Descidia repanda, also known as birch jelly, is a species of fungus in the family Auriculariaceae. Basidiocarps (fruit bodies) are gelatinous, orange-brown, and button-shaped. It grows on dead attached twigs and branches of birch (Betula species) and has been recorded from Europe and northern Asia.

==Taxonomy==
The species was originally described from Sweden in 1822 as Exidia repanda by mycologist Elias Magnus Fries. Molecular research, based on cladistic analysis of DNA sequences, has shown that the species does not belong in Exidia sensu stricto but should be placed in the newly described genus Descidia.

==Description==
Descidia repanda forms reddish brown, gelatinous fruit bodies that are firm and button-shaped, around 3 cm across. The fruit bodies typically grow gregariously, but do not normally coalesce. The upper, spore-bearing surface is smooth and shiny, whilst the undersurface is smooth and matt. Fruit bodies are attached to the wood at a point, but do not have a stem. The spore print is white.

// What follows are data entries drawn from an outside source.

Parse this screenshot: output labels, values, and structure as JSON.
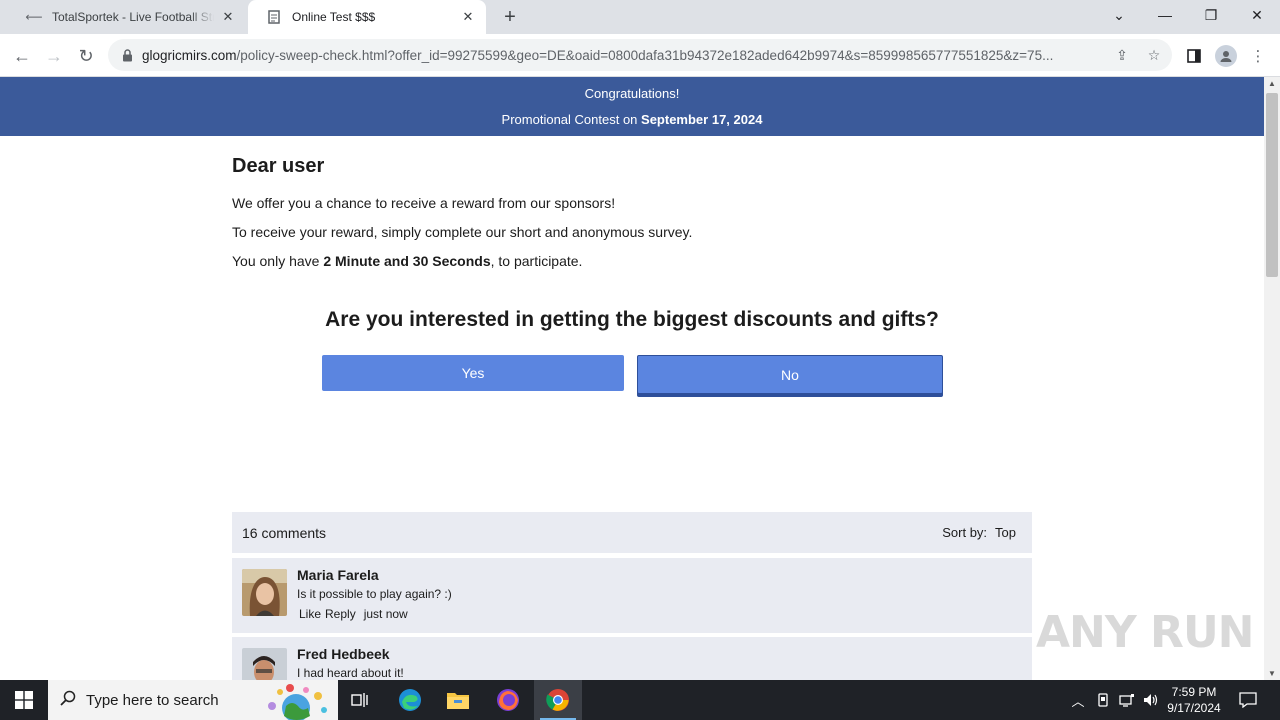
{
  "browser": {
    "tabs": [
      {
        "title": "TotalSportek - Live Football Streams",
        "active": false
      },
      {
        "title": "Online Test $$$",
        "active": true
      }
    ],
    "url_host": "glogricmirs.com",
    "url_path": "/policy-sweep-check.html?offer_id=99275599&geo=DE&oaid=0800dafa31b94372e182aded642b9974&s=859998565777551825&z=75..."
  },
  "banner": {
    "line1": "Congratulations!",
    "line2_prefix": "Promotional Contest on",
    "line2_date": "September 17, 2024"
  },
  "main": {
    "greeting": "Dear user",
    "para1": "We offer you a chance to receive a reward from our sponsors!",
    "para2": "To receive your reward, simply complete our short and anonymous survey.",
    "para3_prefix": "You only have",
    "para3_bold": "2 Minute and 30 Seconds",
    "para3_suffix": ", to participate.",
    "question": "Are you interested in getting the biggest discounts and gifts?",
    "yes_label": "Yes",
    "no_label": "No"
  },
  "comments": {
    "count_label": "16 comments",
    "sort_label": "Sort by:",
    "sort_value": "Top",
    "items": [
      {
        "name": "Maria Farela",
        "text": "Is it possible to play again? :)",
        "like": "Like",
        "reply": "Reply",
        "time": "just now"
      },
      {
        "name": "Fred Hedbeek",
        "text": "I had heard about it!"
      }
    ]
  },
  "watermark": "ANY RUN",
  "taskbar": {
    "search_placeholder": "Type here to search",
    "time": "7:59 PM",
    "date": "9/17/2024"
  },
  "colors": {
    "banner": "#3b5a9a",
    "button": "#5b85e0",
    "comment_bg": "#e9ebf2",
    "taskbar": "#1f2227"
  }
}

===Microscopic characters===
The microscopic characters are typical of the genus Exidia. The basidia are ellipsoid, septate, 12.5 to 15 by 7.5 to 10 μm. The spores are allantoid (sausage-shaped), 12 to 14 by 2.5 to 3.5 μm.

===Similar species===
Fruit bodies of Exidia recisa are similarly coloured, but are conical, pendulous, and typically occur on willow (Salix spp). Fruit bodies of E. umbrinella are also similar, but the species only occurs on conifers and is uncommon. In North America, E. crenata is similar, but has conical to pendulous fruit bodies and typically occurs on oak. The widespread E. glandulosa has much darker, blackish brown fruit bodies with sparse warts or small, peg-like projections on their surface.

==Habitat and distribution==
Descidia repanda is a wood-rotting species found on dead twigs and branches of birch. It is widely distributed in Europe and has also been reported from China, Japan, and the Russian Far East. It is not known to occur in North America.